Last weekend, I got out of the town and headed to the mountain area to enjoy watching stars in spring. It was a new moon night and the best time for observing stars. Although it was raining when we got there, we were very positive that the sky would clean up by midnight. And, as we expected, the rain stopped. Besides, the rain washed away the dust in the air and sky became nice and clear, which we seldom have a chance to see. How lucky we were!
Some experts operated a few telescopes that were connected to computers. They input some data of the location of stars that we want to watch so that telescopes would automatically start searching them. It’s like an auto pilot system for airplanes. Unless we use computers, it will take a lot of time to focus on the targeted stars because some of them are just itsy-bitsy spots in the sky.

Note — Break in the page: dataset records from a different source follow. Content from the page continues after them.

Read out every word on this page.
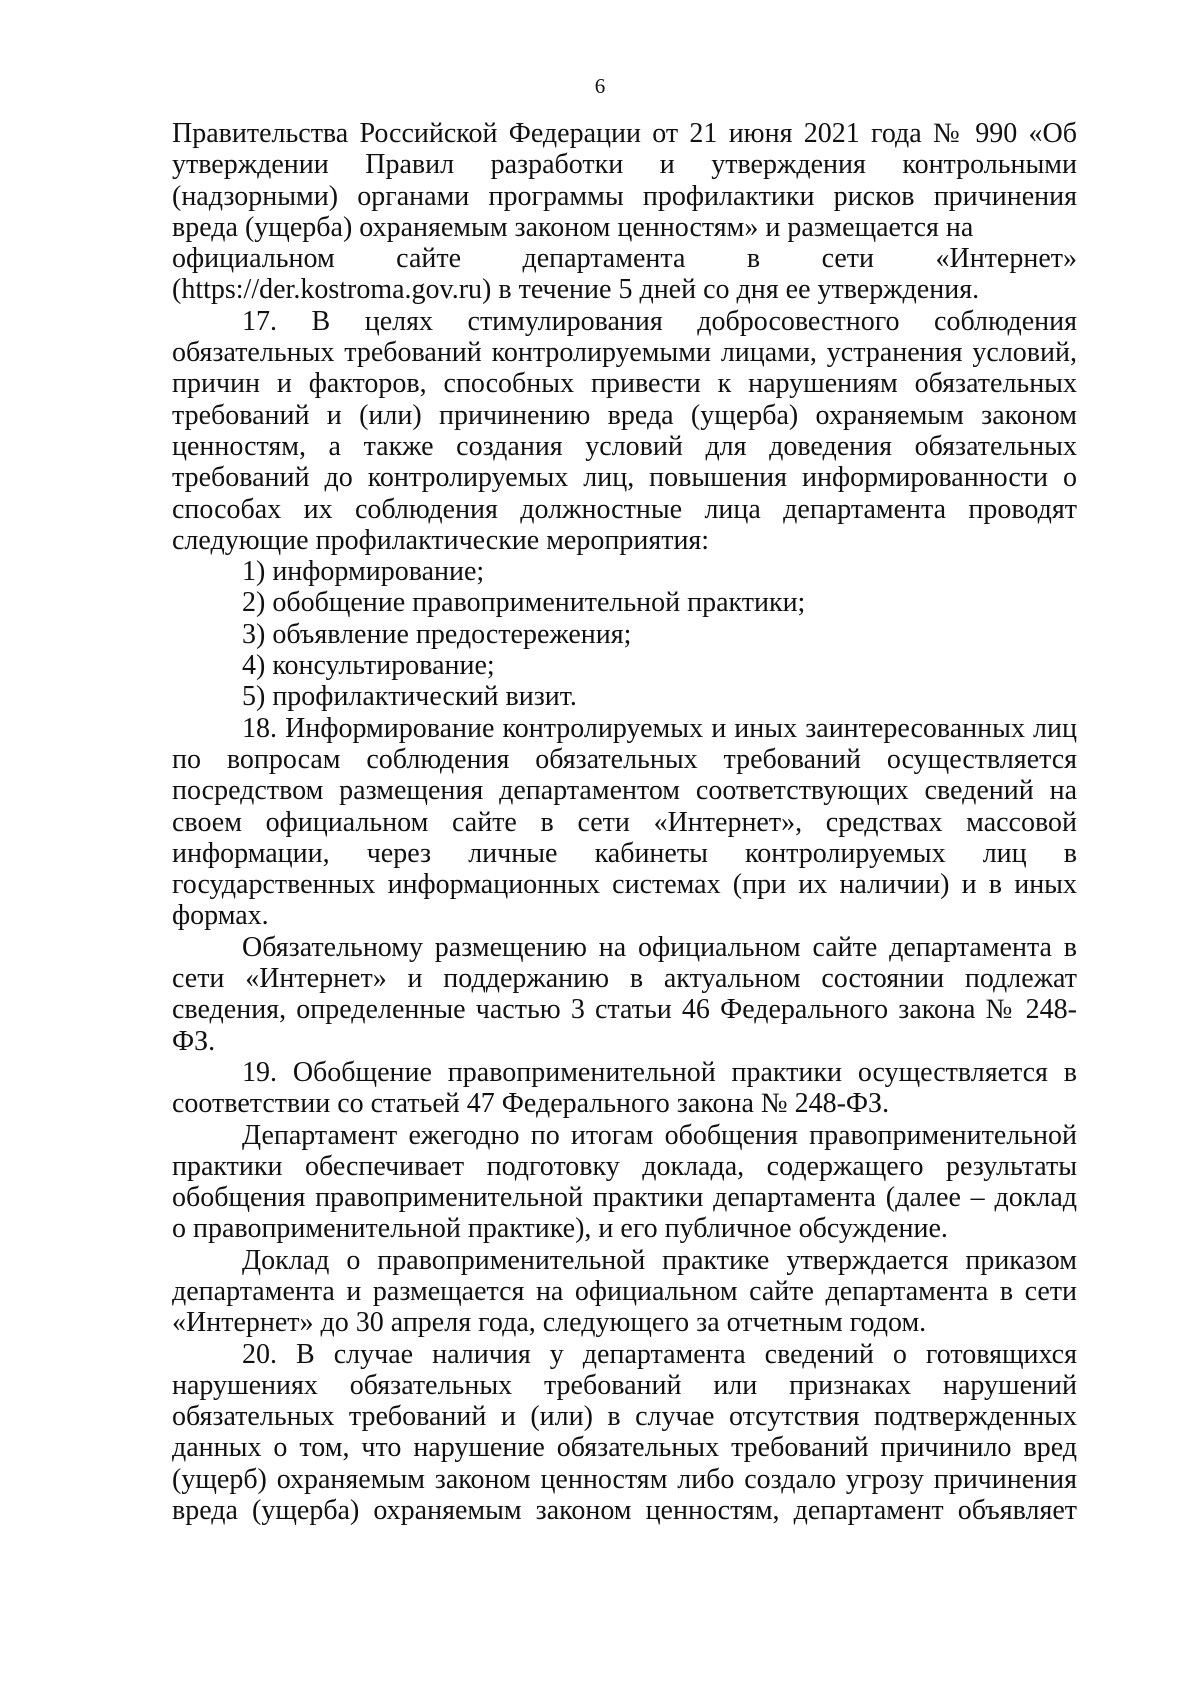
6

Правительства Российской Федерации от 21 июня 2021 года № 990 «Об утверждении Правил разработки и утверждения контрольными (надзорными) органами программы профилактики рисков причинения вреда (ущерба) охраняемым законом ценностям» и размещается на

официальном сайте департамента в сети «Интернет»

(https://der.kostroma.gov.ru) в течение 5 дней со дня ее утверждения.

17. В целях стимулирования добросовестного соблюдения обязательных требований контролируемыми лицами, устранения условий, причин и факторов, способных привести к нарушениям обязательных требований и (или) причинению вреда (ущерба) охраняемым законом ценностям, а также создания условий для доведения обязательных требований до контролируемых лиц, повышения информированности о способах их соблюдения должностные лица департамента проводят следующие профилактические мероприятия:

1) информирование;

2) обобщение правоприменительной практики;

3) объявление предостережения;

4) консультирование;

5) профилактический визит.

18. Информирование контролируемых и иных заинтересованных лиц по вопросам соблюдения обязательных требований осуществляется посредством размещения департаментом соответствующих сведений на своем официальном сайте в сети «Интернет», средствах массовой информации, через личные кабинеты контролируемых лиц в государственных информационных системах (при их наличии) и в иных формах.

Обязательному размещению на официальном сайте департамента в сети «Интернет» и поддержанию в актуальном состоянии подлежат сведения, определенные частью 3 статьи 46 Федерального закона № 248-ФЗ.

19. Обобщение правоприменительной практики осуществляется в соответствии со статьей 47 Федерального закона № 248-ФЗ.

Департамент ежегодно по итогам обобщения правоприменительной практики обеспечивает подготовку доклада, содержащего результаты обобщения правоприменительной практики департамента (далее – доклад о правоприменительной практике), и его публичное обсуждение.

Доклад о правоприменительной практике утверждается приказом департамента и размещается на официальном сайте департамента в сети «Интернет» до 30 апреля года, следующего за отчетным годом.

20. В случае наличия у департамента сведений о готовящихся нарушениях обязательных требований или признаках нарушений обязательных требований и (или) в случае отсутствия подтвержденных данных о том, что нарушение обязательных требований причинило вред (ущерб) охраняемым законом ценностям либо создало угрозу причинения вреда (ущерба) охраняемым законом ценностям, департамент объявляет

We explored the night sky up until dawn. The stars we watched at night were various. Albireo, which appears to be a single star to the naked eye is actually beautiful double stars through a telescope. The Saturn is an observable bright star with your naked eyes if you don’t expect to see its ring. Some galaxies such as M57 ring nebula, M27 dumb-bell nebula, globular Clusters are really exciting because they are beyond my perception of time and distance.
The Milky Way on that night was incredibly clear and we were able to see the white belt that flew from the Swan to the Scorpion. We also saw some artificial satellites flying across the sky while we were looking up the Milky Way. The more I know about the night sky, the more I like it. It’s very addictive.